Mardi matin, le ministère azerbaïdjanais de la Défense a affirmé avoir infligé de « lourdes pertes humaines et en matériel militaire » à l’adversaire et l’avoir « forcé à la retraite ».

Le président de la république auto-proclamée du Karabakh, Arayik Haroutiounian, a quant à lui assuré que son armée « remplissait avec succès ses tâches », ajoutant que « tout est sous contrôle ».

Au dixième jour des combats, aucun camp ne semble avoir pris un avantage déterminant.

Le Nagorny Karabakh, majoritairement peuplé d’Arméniens chrétiens, a fait sécession de l’Azerbaïdjan, un pays chiite, à la chute de l’URSS, entraînant au début des années 1990 une guerre ayant fait 30 000 morts. Le front est quasiment gelé depuis un cessez-le-feu en 1994, malgré des heurts réguliers.

Le président azerbaïdjanais Ilham Aliev, dont le pays riche en pétrole a beaucoup dépensé pour l’acquisition d’armements modernes, a juré de reprendre le Karabakh, excluant une trêve sans retrait militaire arménien de la région ni « excuses » du Premier ministre arménien Nikol Pachinian.

Erevan et Bakou ont jusqu’ici fait fi des nombreux appels à un cessez-le-feu ayant émané de la communauté internationale.

Des volontaires et des réservistes arméniens montent dans un bus sur le territoire arménien en direction de la ligne de front du Haut-Karabakh pour se battre contre les troupes azéries dans le conflit militaire en cours dans la région séparatiste, le 6 octobre 2020. (AFP)

« Menace inacceptable »

Le bilan de 286 morts depuis le début du conflit reste très partiel.

L’Azerbaïdjan, qui n’annonce aucune perte parmi ses soldats, évoque la mort de 46 civils, tandis que le Karabakh a dénombré 240 militaires et 19 civils ayant perdu la vie.

Bakou et Erevan disent cependant avoir tué respectivement 2 300 et 3 500 militaires ennemis et se rejettent la responsabilité des hostilités.

La Turquie est accusée d’aggraver le conflit en encourageant l’Azerbaïdjan à l’offensive militaire et est soupçonnée d’avoir déployé des mercenaires syriens au Karabakh, dont plusieurs dizaines auraient été tués.
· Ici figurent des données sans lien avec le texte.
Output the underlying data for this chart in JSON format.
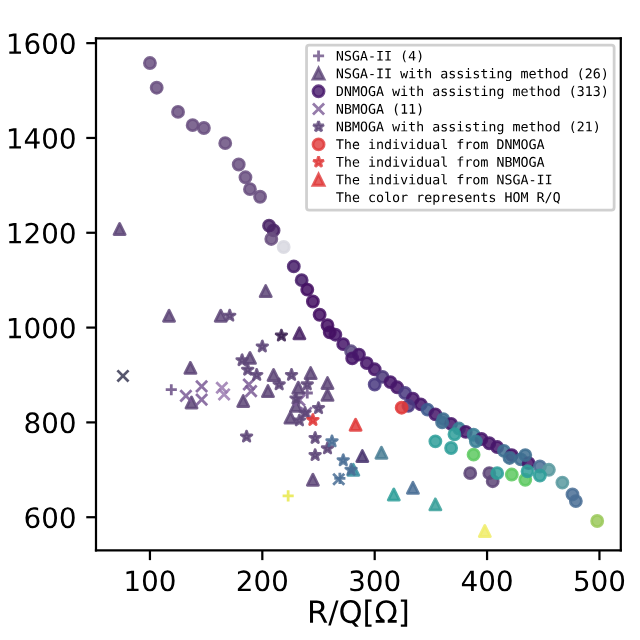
{
  "chart_data": {
    "type": "scatter",
    "xlabel": "R/Q[Ω]",
    "xlim": [
      52,
      519
    ],
    "ylim": [
      530,
      1610
    ],
    "xticks": [
      100,
      200,
      300,
      400,
      500
    ],
    "yticks": [
      600,
      800,
      1000,
      1200,
      1400,
      1600
    ],
    "grid": false,
    "legend": "top right",
    "annotations": [
      "The color represents HOM R/Q"
    ],
    "series": [
      {
        "name": "NSGA-II (4)",
        "marker": "plus",
        "color": "#6a4f85",
        "x": [
          119,
          223,
          240,
          269
        ],
        "values": [
          869,
          645,
          862,
          682
        ],
        "colors": [
          "#6a4f85",
          "#e8e84a",
          "#6a4f85",
          "#4a6f95"
        ]
      },
      {
        "name": "NSGA-II with assisting method (26)",
        "marker": "triangle",
        "color": "#5e4678",
        "x": [
          73,
          203,
          117,
          163,
          233,
          136,
          137,
          189,
          183,
          205,
          230,
          232,
          243,
          258,
          258,
          289,
          306,
          281,
          245,
          317,
          334,
          354,
          398,
          210,
          225
        ],
        "values": [
          1208,
          1077,
          1025,
          1025,
          988,
          915,
          842,
          936,
          845,
          866,
          835,
          873,
          904,
          883,
          858,
          729,
          736,
          700,
          679,
          648,
          662,
          627,
          571,
          900,
          810
        ],
        "colors": [
          "#5e4678",
          "#5e4678",
          "#5e4678",
          "#5e4678",
          "#4a2566",
          "#5e4678",
          "#5e4678",
          "#5e4678",
          "#5e4678",
          "#5e4678",
          "#5e4678",
          "#5e4678",
          "#5e4678",
          "#5e4678",
          "#5e4678",
          "#4a3670",
          "#4a7f95",
          "#3a8fa0",
          "#5e4678",
          "#2f9f9a",
          "#4a6f95",
          "#3aa09a",
          "#f0ec6a",
          "#5e4678",
          "#5e4678"
        ]
      },
      {
        "name": "DNMOGA with assisting method (313)",
        "marker": "circle",
        "color": "#46166a",
        "x": [
          100,
          106,
          125,
          138,
          148,
          167,
          179,
          185,
          189,
          198,
          206,
          210,
          208,
          219,
          228,
          235,
          240,
          245,
          251,
          258,
          265,
          272,
          279,
          286,
          293,
          300,
          307,
          314,
          320,
          327,
          334,
          341,
          347,
          354,
          361,
          368,
          375,
          381,
          388,
          395,
          402,
          409,
          415,
          422,
          430,
          437,
          447,
          455,
          467,
          476,
          479,
          498,
          354,
          368,
          388,
          385,
          402,
          405,
          409,
          422,
          434,
          436,
          447,
          434,
          371,
          260,
          280,
          300,
          330,
          360,
          390,
          420
        ],
        "values": [
          1558,
          1506,
          1455,
          1427,
          1421,
          1389,
          1344,
          1317,
          1292,
          1276,
          1215,
          1205,
          1187,
          1170,
          1129,
          1100,
          1080,
          1055,
          1027,
          1005,
          985,
          965,
          950,
          943,
          925,
          912,
          896,
          885,
          874,
          862,
          850,
          838,
          827,
          817,
          807,
          797,
          787,
          780,
          774,
          765,
          756,
          748,
          740,
          731,
          722,
          714,
          707,
          700,
          673,
          648,
          634,
          592,
          760,
          746,
          732,
          693,
          693,
          676,
          693,
          690,
          679,
          697,
          688,
          731,
          775,
          990,
          935,
          880,
          835,
          800,
          760,
          725
        ],
        "colors": [
          "#6a5080",
          "#6a5080",
          "#6a5080",
          "#6a5080",
          "#6a5080",
          "#6a5080",
          "#6a5080",
          "#6a5080",
          "#6a5080",
          "#6a5080",
          "#4a2566",
          "#4a2566",
          "#6a5080",
          "#d8d8e0",
          "#48206a",
          "#48206a",
          "#440f63",
          "#440f63",
          "#440f63",
          "#440f63",
          "#46166a",
          "#46166a",
          "#5a4a80",
          "#46166a",
          "#46166a",
          "#46166a",
          "#4e3a7a",
          "#46166a",
          "#46166a",
          "#4a3a80",
          "#46166a",
          "#46166a",
          "#3e5a8e",
          "#46166a",
          "#3e6f90",
          "#46166a",
          "#3a7f95",
          "#46166a",
          "#3a7f95",
          "#46166a",
          "#46166a",
          "#46166a",
          "#3e6f90",
          "#46166a",
          "#3e6f90",
          "#46166a",
          "#4a6f95",
          "#5a9aa0",
          "#5a9aa0",
          "#4a6f95",
          "#4a6f95",
          "#9bc95a",
          "#2f9f9a",
          "#2f9f9a",
          "#5ec962",
          "#5e4678",
          "#5e4678",
          "#5e4678",
          "#2f9f9a",
          "#5ec962",
          "#5ec962",
          "#2f9f9a",
          "#2f9f9a",
          "#3e6f90",
          "#2f9f9a",
          "#440f63",
          "#46166a",
          "#4a3a80",
          "#4a3a80",
          "#3e6f90",
          "#3a7f95",
          "#3e6f90"
        ]
      },
      {
        "name": "NBMOGA (11)",
        "marker": "cross",
        "color": "#7a5a95",
        "x": [
          76,
          132,
          146,
          146,
          164,
          166,
          188,
          190,
          233,
          239,
          268
        ],
        "values": [
          898,
          856,
          876,
          848,
          873,
          859,
          880,
          866,
          847,
          820,
          680
        ],
        "colors": [
          "#3a3a55",
          "#7a5a95",
          "#7a5a95",
          "#7a5a95",
          "#9a7ab0",
          "#9a7ab0",
          "#7a5a95",
          "#7a5a95",
          "#7a5a95",
          "#7a5a95",
          "#4a6f95"
        ]
      },
      {
        "name": "NBMOGA with assisting method (21)",
        "marker": "star",
        "color": "#5e4678",
        "x": [
          171,
          217,
          182,
          187,
          226,
          186,
          240,
          233,
          247,
          247,
          258,
          279,
          200,
          215,
          230,
          250,
          262,
          272,
          195,
          238
        ],
        "values": [
          1025,
          983,
          931,
          911,
          900,
          770,
          880,
          804,
          767,
          731,
          745,
          700,
          960,
          880,
          850,
          830,
          760,
          720,
          900,
          820
        ],
        "colors": [
          "#5e4678",
          "#3a2050",
          "#5e4678",
          "#5e4678",
          "#5e4678",
          "#5e4678",
          "#5e4678",
          "#5e4678",
          "#5e4678",
          "#5e4678",
          "#5e4678",
          "#4a6f95",
          "#5e4678",
          "#5e4678",
          "#5e4678",
          "#5e4678",
          "#4a6f95",
          "#4a6f95",
          "#5e4678",
          "#5e4678"
        ]
      },
      {
        "name": "The individual from DNMOGA",
        "marker": "circle",
        "color": "#e03a3a",
        "x": [
          324
        ],
        "values": [
          831
        ]
      },
      {
        "name": "The individual from NBMOGA",
        "marker": "star",
        "color": "#e03a3a",
        "x": [
          245
        ],
        "values": [
          805
        ]
      },
      {
        "name": "The individual from NSGA-II",
        "marker": "triangle",
        "color": "#e03a3a",
        "x": [
          283
        ],
        "values": [
          795
        ]
      }
    ]
  }
}
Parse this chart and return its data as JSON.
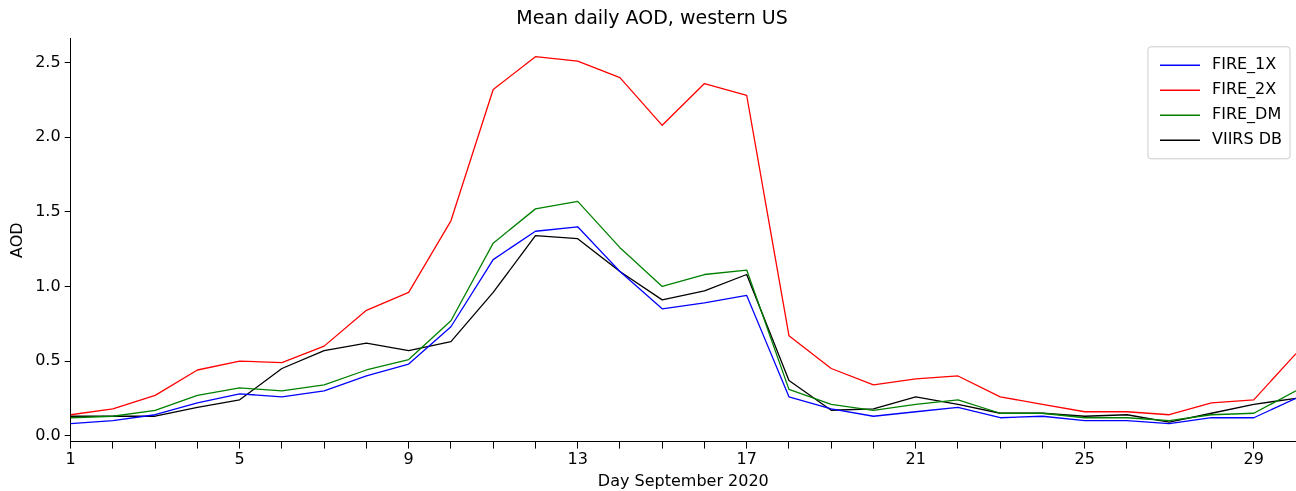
{
  "chart_data": {
    "type": "line",
    "title": "Mean daily AOD, western US",
    "xlabel": "Day September 2020",
    "ylabel": "AOD",
    "x": [
      1,
      2,
      3,
      4,
      5,
      6,
      7,
      8,
      9,
      10,
      11,
      12,
      13,
      14,
      15,
      16,
      17,
      18,
      19,
      20,
      21,
      22,
      23,
      24,
      25,
      26,
      27,
      28,
      29,
      30
    ],
    "xlim": [
      1,
      30
    ],
    "ylim": [
      -0.04,
      2.66
    ],
    "xticks": [
      1,
      {
        "value": 2,
        "label": null
      },
      {
        "value": 3,
        "label": null
      },
      {
        "value": 4,
        "label": null
      },
      5,
      {
        "value": 6,
        "label": null
      },
      {
        "value": 7,
        "label": null
      },
      {
        "value": 8,
        "label": null
      },
      9,
      {
        "value": 10,
        "label": null
      },
      {
        "value": 11,
        "label": null
      },
      {
        "value": 12,
        "label": null
      },
      13,
      {
        "value": 14,
        "label": null
      },
      {
        "value": 15,
        "label": null
      },
      {
        "value": 16,
        "label": null
      },
      17,
      {
        "value": 18,
        "label": null
      },
      {
        "value": 19,
        "label": null
      },
      {
        "value": 20,
        "label": null
      },
      21,
      {
        "value": 22,
        "label": null
      },
      {
        "value": 23,
        "label": null
      },
      {
        "value": 24,
        "label": null
      },
      25,
      {
        "value": 26,
        "label": null
      },
      {
        "value": 27,
        "label": null
      },
      {
        "value": 28,
        "label": null
      },
      29
    ],
    "yticks": [
      {
        "value": 0,
        "label": "0.0"
      },
      {
        "value": 0.5,
        "label": "0.5"
      },
      {
        "value": 1,
        "label": "1.0"
      },
      {
        "value": 1.5,
        "label": "1.5"
      },
      {
        "value": 2,
        "label": "2.0"
      },
      {
        "value": 2.5,
        "label": "2.5"
      }
    ],
    "grid": false,
    "legend": "top right",
    "marker": "none",
    "line_style": "solid",
    "series": [
      {
        "name": "FIRE_1X",
        "color": "#0000ff",
        "values": [
          0.08,
          0.1,
          0.14,
          0.22,
          0.28,
          0.26,
          0.3,
          0.4,
          0.48,
          0.73,
          1.18,
          1.37,
          1.4,
          1.1,
          0.85,
          0.89,
          0.94,
          0.26,
          0.18,
          0.13,
          0.16,
          0.19,
          0.12,
          0.13,
          0.1,
          0.1,
          0.08,
          0.12,
          0.12,
          0.25
        ]
      },
      {
        "name": "FIRE_2X",
        "color": "#ff0000",
        "values": [
          0.14,
          0.18,
          0.27,
          0.44,
          0.5,
          0.49,
          0.6,
          0.84,
          0.96,
          1.44,
          2.32,
          2.54,
          2.51,
          2.4,
          2.08,
          2.36,
          2.28,
          0.67,
          0.45,
          0.34,
          0.38,
          0.4,
          0.26,
          0.21,
          0.16,
          0.16,
          0.14,
          0.22,
          0.24,
          0.55
        ]
      },
      {
        "name": "FIRE_DM",
        "color": "#008000",
        "values": [
          0.12,
          0.13,
          0.17,
          0.27,
          0.32,
          0.3,
          0.34,
          0.44,
          0.51,
          0.77,
          1.29,
          1.52,
          1.57,
          1.26,
          1.0,
          1.08,
          1.11,
          0.31,
          0.21,
          0.17,
          0.21,
          0.24,
          0.15,
          0.15,
          0.12,
          0.12,
          0.1,
          0.14,
          0.15,
          0.3
        ]
      },
      {
        "name": "VIIRS DB",
        "color": "#000000",
        "values": [
          0.13,
          0.13,
          0.13,
          0.19,
          0.24,
          0.45,
          0.57,
          0.62,
          0.57,
          0.63,
          0.96,
          1.34,
          1.32,
          1.1,
          0.91,
          0.97,
          1.08,
          0.37,
          0.17,
          0.18,
          0.26,
          0.21,
          0.15,
          0.15,
          0.13,
          0.14,
          0.09,
          0.15,
          0.21,
          0.25
        ]
      }
    ]
  }
}
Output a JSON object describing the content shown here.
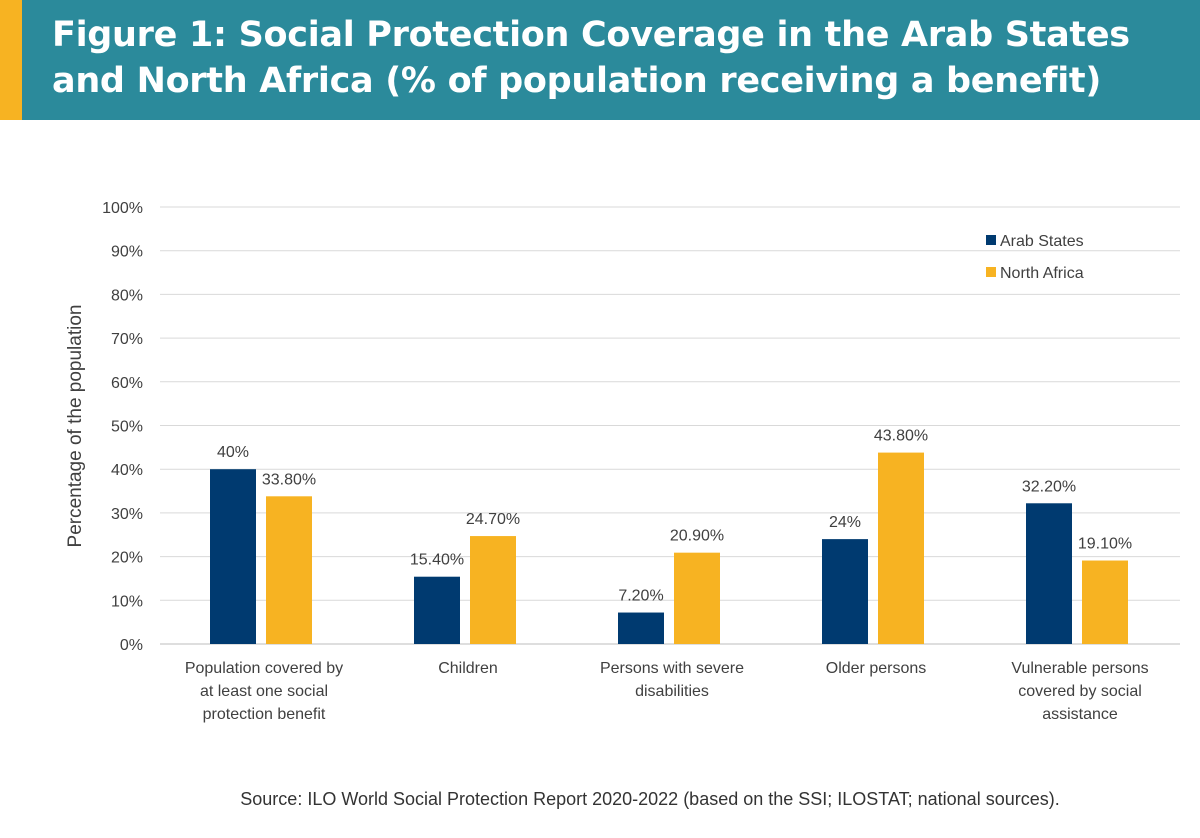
{
  "header": {
    "title": "Figure 1: Social Protection Coverage in the Arab States and North Africa (% of population receiving a benefit)"
  },
  "source_note": "Source: ILO World Social Protection Report 2020-2022 (based on the SSI; ILOSTAT; national sources).",
  "colors": {
    "header_bg": "#2b8a9b",
    "header_accent": "#f7b322",
    "arab_states": "#003a70",
    "north_africa": "#f7b322"
  },
  "chart_data": {
    "type": "bar",
    "title": "",
    "xlabel": "",
    "ylabel": "Percentage of the population",
    "ylim": [
      0,
      100
    ],
    "yticks": [
      {
        "value": 0,
        "label": "0%"
      },
      {
        "value": 10,
        "label": "10%"
      },
      {
        "value": 20,
        "label": "20%"
      },
      {
        "value": 30,
        "label": "30%"
      },
      {
        "value": 40,
        "label": "40%"
      },
      {
        "value": 50,
        "label": "50%"
      },
      {
        "value": 60,
        "label": "60%"
      },
      {
        "value": 70,
        "label": "70%"
      },
      {
        "value": 80,
        "label": "80%"
      },
      {
        "value": 90,
        "label": "90%"
      },
      {
        "value": 100,
        "label": "100%"
      }
    ],
    "grid": true,
    "legend_position": "top-right",
    "categories": [
      [
        "Population covered by",
        "at least one social",
        "protection benefit"
      ],
      [
        "Children"
      ],
      [
        "Persons with severe",
        "disabilities"
      ],
      [
        "Older persons"
      ],
      [
        "Vulnerable persons",
        "covered by social",
        "assistance"
      ]
    ],
    "series": [
      {
        "name": "Arab States",
        "color": "#003a70",
        "values": [
          40,
          15.4,
          7.2,
          24,
          32.2
        ],
        "labels": [
          "40%",
          "15.40%",
          "7.20%",
          "24%",
          "32.20%"
        ]
      },
      {
        "name": "North Africa",
        "color": "#f7b322",
        "values": [
          33.8,
          24.7,
          20.9,
          43.8,
          19.1
        ],
        "labels": [
          "33.80%",
          "24.70%",
          "20.90%",
          "43.80%",
          "19.10%"
        ]
      }
    ]
  }
}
Si la Russie entretient de bonnes relations avec les deux belligérants, elle reste plus proche de l’Arménie qui appartient à une alliance militaire dominée par Moscou.

Lundi, l’ONG Amnesty International a dénoncé l’usage dans les frappes contre Stepanakert de bombes à sous-munitions, interdites depuis 2010 par une convention internationale.